Service history is very important - check it's been performed regualary. There's Haldex oil to change every 20k miles and filter every 40k - often forgotten about. Go for the best immaculate condition TT you can find that's been loved and has perhaps low mileage. Don't go for a newer one if it comes with higher mileage and has not been looked after - suss out it's useage!

Would you be looking to get a warranty? Other things to consider are if you will be modifying the car (Chipping is well worth it for more power) and insurance.


----------



## Essex Audi (Aug 1, 2007)

many thanks really useful


----------



## ttsteve (Nov 1, 2007)

The audio system. Can be really expensive to get fixed.


----------



## donnaw (May 13, 2011)

I know this is an old thread, but thanks John-H, this is really useful info!


----------



## John-H (Jul 13, 2005)

Glad to help


----------



## YELLOW_TT (Feb 25, 2004)

Check the front jacking points have not been pushed it to the floor :!:


----------



## Booboo124 (Aug 25, 2011)

Thanks this has been of great help to me [smiley=dude.gif]


----------



## Mootoozoo (Sep 4, 2011)

Really appreciated your effort of putting all this information here. Its been very useful thanks!!!


----------



## mrblonde (Feb 2, 2011)

a great bit of knowledge john.

have read almost everyone of the indexes and im still learning new stuff

Mark


----------



## JamesML (Sep 20, 2011)

Also want to thank John for a great post.


----------



## tomd1338 (May 1, 2012)

Thanks for this, still coming in use!


----------



## LisaK (Jul 3, 2012)

Hello all, am looking to buy a MkI TT, am concerned about getting ripped off/scammed and looking at the hugely helpful list of things to check above.... well.... it's a tad daunting to say the least. Wondered if anyone has ever used anything like the AA or RAC vehicle inspection checks, assuming I'm not the only no-hoper on here????

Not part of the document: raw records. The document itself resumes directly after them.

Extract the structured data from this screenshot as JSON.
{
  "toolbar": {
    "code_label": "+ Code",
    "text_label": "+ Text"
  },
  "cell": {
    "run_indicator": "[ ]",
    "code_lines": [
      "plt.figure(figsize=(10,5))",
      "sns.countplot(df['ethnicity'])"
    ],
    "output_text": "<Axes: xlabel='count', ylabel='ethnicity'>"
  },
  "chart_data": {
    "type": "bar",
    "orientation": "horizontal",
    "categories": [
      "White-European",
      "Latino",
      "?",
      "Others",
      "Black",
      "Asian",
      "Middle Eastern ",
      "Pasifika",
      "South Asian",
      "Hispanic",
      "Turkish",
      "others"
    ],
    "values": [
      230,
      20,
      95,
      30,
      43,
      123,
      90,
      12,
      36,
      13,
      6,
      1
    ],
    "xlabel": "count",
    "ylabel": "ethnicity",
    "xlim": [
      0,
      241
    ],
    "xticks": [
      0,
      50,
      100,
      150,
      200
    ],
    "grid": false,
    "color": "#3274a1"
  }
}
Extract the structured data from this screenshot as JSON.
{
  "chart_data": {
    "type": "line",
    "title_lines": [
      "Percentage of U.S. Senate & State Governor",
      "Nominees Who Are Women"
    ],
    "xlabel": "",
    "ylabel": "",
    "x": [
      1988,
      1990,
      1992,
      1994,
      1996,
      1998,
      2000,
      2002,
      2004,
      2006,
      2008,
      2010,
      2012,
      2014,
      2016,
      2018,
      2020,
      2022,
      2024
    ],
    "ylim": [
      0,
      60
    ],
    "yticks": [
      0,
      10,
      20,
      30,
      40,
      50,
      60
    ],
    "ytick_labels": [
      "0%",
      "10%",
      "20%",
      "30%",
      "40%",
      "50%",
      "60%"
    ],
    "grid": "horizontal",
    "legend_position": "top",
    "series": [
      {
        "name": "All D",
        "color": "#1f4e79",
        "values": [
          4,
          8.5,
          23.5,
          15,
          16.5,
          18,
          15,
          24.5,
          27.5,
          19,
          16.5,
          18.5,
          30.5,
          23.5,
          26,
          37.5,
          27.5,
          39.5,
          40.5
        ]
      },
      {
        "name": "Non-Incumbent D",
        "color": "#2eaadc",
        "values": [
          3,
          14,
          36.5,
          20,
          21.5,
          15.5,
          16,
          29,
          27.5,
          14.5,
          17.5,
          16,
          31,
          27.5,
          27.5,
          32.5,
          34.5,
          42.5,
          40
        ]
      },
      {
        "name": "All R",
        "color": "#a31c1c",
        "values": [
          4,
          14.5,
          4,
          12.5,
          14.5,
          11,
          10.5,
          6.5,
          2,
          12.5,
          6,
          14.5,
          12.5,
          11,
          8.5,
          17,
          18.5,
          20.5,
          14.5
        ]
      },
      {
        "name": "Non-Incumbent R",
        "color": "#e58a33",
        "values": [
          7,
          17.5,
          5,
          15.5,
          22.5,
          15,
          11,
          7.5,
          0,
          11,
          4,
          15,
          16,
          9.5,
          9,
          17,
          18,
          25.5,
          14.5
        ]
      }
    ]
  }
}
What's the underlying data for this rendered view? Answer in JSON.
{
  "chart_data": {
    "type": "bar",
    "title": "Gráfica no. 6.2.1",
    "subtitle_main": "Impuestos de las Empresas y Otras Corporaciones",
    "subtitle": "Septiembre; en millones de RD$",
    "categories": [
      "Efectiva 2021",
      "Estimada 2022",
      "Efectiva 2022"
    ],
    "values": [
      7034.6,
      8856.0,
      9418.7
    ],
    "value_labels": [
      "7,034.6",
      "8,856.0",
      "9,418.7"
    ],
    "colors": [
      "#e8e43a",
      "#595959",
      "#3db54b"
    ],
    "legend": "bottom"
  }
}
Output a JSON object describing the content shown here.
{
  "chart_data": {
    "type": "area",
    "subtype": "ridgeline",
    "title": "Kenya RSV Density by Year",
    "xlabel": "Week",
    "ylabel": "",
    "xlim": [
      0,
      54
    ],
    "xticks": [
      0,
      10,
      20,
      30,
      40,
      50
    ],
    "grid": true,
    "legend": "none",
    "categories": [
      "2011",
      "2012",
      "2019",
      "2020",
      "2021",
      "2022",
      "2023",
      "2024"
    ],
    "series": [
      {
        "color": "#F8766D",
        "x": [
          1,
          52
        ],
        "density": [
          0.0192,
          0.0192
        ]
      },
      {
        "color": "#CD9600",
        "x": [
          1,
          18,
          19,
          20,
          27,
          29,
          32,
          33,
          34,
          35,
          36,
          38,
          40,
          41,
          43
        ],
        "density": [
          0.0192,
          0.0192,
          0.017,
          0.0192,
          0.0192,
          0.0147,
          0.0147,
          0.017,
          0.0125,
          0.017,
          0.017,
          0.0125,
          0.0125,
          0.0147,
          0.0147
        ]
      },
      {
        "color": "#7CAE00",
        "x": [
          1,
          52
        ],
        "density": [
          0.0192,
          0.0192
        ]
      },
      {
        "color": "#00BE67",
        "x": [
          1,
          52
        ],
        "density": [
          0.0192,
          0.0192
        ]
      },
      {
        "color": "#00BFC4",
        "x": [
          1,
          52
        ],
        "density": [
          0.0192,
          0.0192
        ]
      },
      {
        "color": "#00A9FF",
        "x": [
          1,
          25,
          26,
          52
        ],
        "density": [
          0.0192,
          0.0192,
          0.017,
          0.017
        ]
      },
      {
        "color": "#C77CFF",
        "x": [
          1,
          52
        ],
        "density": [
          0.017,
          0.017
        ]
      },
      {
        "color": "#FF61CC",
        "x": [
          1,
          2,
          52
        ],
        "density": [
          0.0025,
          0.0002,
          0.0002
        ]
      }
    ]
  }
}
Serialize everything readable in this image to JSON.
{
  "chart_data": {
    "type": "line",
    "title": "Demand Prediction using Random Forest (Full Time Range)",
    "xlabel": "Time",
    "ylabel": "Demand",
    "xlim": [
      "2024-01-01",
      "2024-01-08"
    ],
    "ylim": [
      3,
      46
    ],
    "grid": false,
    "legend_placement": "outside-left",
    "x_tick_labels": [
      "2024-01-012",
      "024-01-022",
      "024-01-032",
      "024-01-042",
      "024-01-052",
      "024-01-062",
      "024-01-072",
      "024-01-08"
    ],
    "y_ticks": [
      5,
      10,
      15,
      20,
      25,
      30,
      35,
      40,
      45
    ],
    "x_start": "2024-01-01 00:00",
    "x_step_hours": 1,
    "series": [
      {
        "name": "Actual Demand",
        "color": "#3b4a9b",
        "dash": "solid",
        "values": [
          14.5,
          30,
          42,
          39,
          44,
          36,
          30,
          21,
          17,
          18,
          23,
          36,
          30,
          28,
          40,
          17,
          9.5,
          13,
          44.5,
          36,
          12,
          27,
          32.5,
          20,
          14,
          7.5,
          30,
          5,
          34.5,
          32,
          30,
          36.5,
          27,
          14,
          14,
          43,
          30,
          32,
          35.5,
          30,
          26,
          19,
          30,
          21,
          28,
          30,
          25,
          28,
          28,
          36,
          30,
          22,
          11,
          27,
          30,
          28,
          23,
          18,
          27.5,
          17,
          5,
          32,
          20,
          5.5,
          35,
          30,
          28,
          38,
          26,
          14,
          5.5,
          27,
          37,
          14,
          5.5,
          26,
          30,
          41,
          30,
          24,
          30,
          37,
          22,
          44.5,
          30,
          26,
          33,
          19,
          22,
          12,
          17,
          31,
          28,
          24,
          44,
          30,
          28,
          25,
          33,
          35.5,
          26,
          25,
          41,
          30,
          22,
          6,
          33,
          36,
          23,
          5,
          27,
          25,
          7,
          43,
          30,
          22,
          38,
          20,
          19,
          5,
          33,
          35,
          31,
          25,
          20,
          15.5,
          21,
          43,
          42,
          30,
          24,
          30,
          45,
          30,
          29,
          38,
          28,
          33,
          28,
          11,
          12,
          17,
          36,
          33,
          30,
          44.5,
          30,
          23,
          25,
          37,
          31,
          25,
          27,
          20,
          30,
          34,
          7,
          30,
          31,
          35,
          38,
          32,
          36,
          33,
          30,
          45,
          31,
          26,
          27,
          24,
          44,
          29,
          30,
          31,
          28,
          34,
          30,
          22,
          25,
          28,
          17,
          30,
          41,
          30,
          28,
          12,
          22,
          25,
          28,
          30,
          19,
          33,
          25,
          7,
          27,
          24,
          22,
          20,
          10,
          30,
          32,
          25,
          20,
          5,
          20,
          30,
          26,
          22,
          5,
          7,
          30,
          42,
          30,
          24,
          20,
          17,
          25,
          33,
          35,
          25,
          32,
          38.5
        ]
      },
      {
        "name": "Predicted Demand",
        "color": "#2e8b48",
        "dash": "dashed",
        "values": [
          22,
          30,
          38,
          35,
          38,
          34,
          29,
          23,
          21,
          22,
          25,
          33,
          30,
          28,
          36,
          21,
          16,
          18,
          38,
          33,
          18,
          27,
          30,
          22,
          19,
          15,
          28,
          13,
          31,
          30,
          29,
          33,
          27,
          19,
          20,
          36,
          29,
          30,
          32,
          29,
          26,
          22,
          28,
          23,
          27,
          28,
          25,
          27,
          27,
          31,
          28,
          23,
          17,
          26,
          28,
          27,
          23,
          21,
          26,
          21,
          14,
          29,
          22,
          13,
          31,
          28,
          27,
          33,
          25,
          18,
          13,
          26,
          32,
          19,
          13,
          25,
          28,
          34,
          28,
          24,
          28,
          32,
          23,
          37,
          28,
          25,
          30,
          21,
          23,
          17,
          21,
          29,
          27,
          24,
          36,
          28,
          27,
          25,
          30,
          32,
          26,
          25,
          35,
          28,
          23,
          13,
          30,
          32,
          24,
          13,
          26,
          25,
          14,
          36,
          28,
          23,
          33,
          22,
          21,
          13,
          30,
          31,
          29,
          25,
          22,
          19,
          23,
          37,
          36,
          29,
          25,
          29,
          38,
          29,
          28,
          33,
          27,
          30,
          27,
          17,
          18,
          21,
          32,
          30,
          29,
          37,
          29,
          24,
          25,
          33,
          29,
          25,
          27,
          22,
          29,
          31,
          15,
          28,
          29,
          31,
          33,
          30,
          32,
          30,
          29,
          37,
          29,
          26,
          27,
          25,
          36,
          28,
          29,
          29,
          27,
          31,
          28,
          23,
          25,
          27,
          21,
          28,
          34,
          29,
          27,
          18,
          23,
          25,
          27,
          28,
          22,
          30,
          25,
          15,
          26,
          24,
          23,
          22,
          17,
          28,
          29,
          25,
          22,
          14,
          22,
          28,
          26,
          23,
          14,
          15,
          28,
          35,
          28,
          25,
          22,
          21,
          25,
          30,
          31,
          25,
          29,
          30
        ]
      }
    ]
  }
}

Any advice greatly received, am missing some fab wheels right now


----------



## Hoggy (May 8, 2002)

Hi Lisa, Welcome to the TTF. 
To put it simply.
Service history is very important. cambelt/water pump every 65k miles or 5 years which ever comes first, dash instruments (dashpod) read correctly, coolant temp reaches 90 within a couple of miles & stays there.
Get written confirmation of cambelt/water pump change or reduce price by £500 & get it replaced ASAP.
3.2 V6 no turbo or cambelt to worry about, so should be more reliable, DSG may be weak link, unless you can find a manual.& a nicer exhaust note.
Don't rush into it. A good TT is a wonderful car, a bad un can be a money pit.
Plenty of good uns out there, but probably more bad uns, so as I said don't rush into it.
Hoggy.


----------



## jamman (May 6, 2002)

LisaK said:


> Hello all, am looking to buy a MkI TT, am concerned about getting ripped off/scammed and looking at the hugely helpful list of things to check above.... well.... it's a tad daunting to say the least. Wondered if anyone has ever used anything like the AA or RAC vehicle inspection checks, assuming I'm not the only no-hoper on here????
> 
> Any advice greatly received, am missing some fab wheels right now


Lisa an AA or RAC report would be a great idea just remember the car is quite old and the report does go on a bit


----------



## LisaK (Jul 3, 2012)

Great, thanks for the advice and the welcome!

Allegedly cambelt/pump changed at 64k but will check this and the others you advise when I go check it out. Problem is I was a TT owner not so long ago, so know what I am missing. Patience is a virtue I'm not naturally blessed with!!!

Thanks again.


----------



## John-H (Jul 13, 2005)

People have used RAC, AA etc and it's very thorough but because it costs a good chunk of money you should only be doing this on one car - the one you have checked out yourself as best you can and are just about to buy.


----------



## LisaK (Jul 3, 2012)

Thanks John-H.

Jamman, might give you a shout if this one doesn't work out for me...!


----------



## lee1710 (Jul 22, 2012)

John-H said:


> This might be useful:
> 
> Motorway miles are far less stressful with relatively little wear to gearbox, clutch, brakes, doors, suspension, steering etc, etc.
> 
> ...


 john, you sound just like the man to look at cars for me :-|


----------



## LisaK (Jul 3, 2012)

Thanks lee, I'd seen that before on an earlier nose around, and couldn't locate it when I needed it. Reading that sounds kinda daunting!


----------



## lee1710 (Jul 22, 2012)

LisaK said:


> Thanks lee, I'd seen that before on an earlier nose around, and couldn't locate it when I needed it. Reading that sounds kinda daunting!


yeah you not kidding lisa, kind of putting me off looking for one, im getting really disillusioned .


----------



## John-H (Jul 13, 2005)

Disillusioned?


----------



## aarond (Apr 12, 2013)

Thanks...be using this on Wednesday


----------



## TT r us (Apr 30, 2016)

Thanks John-H for thew write up. Will also use this when viewing any cars. Are there any trusted independent garages which would carry out a pre-purchase inspection check and report rather than AA/RAC, as I'd rather have a specialist who really knows theses cars look at it. If so how much do they charge?


----------



## John-H (Jul 13, 2005)

I'm sure someone would but I've no idea who. Most garages won't be set up to do this I'd have thought as they would have to make as much as they would in the workshop also accounting for travel time and disruption etc. No harm in asking though.


----------



## KSixTT6 (Nov 13, 2017)

Thanks for the advice John, will come in hand when viewing potential TT's or any other car in fact 8)


----------



## bc73 (Jan 14, 2018)

Very useful many thanks!


----------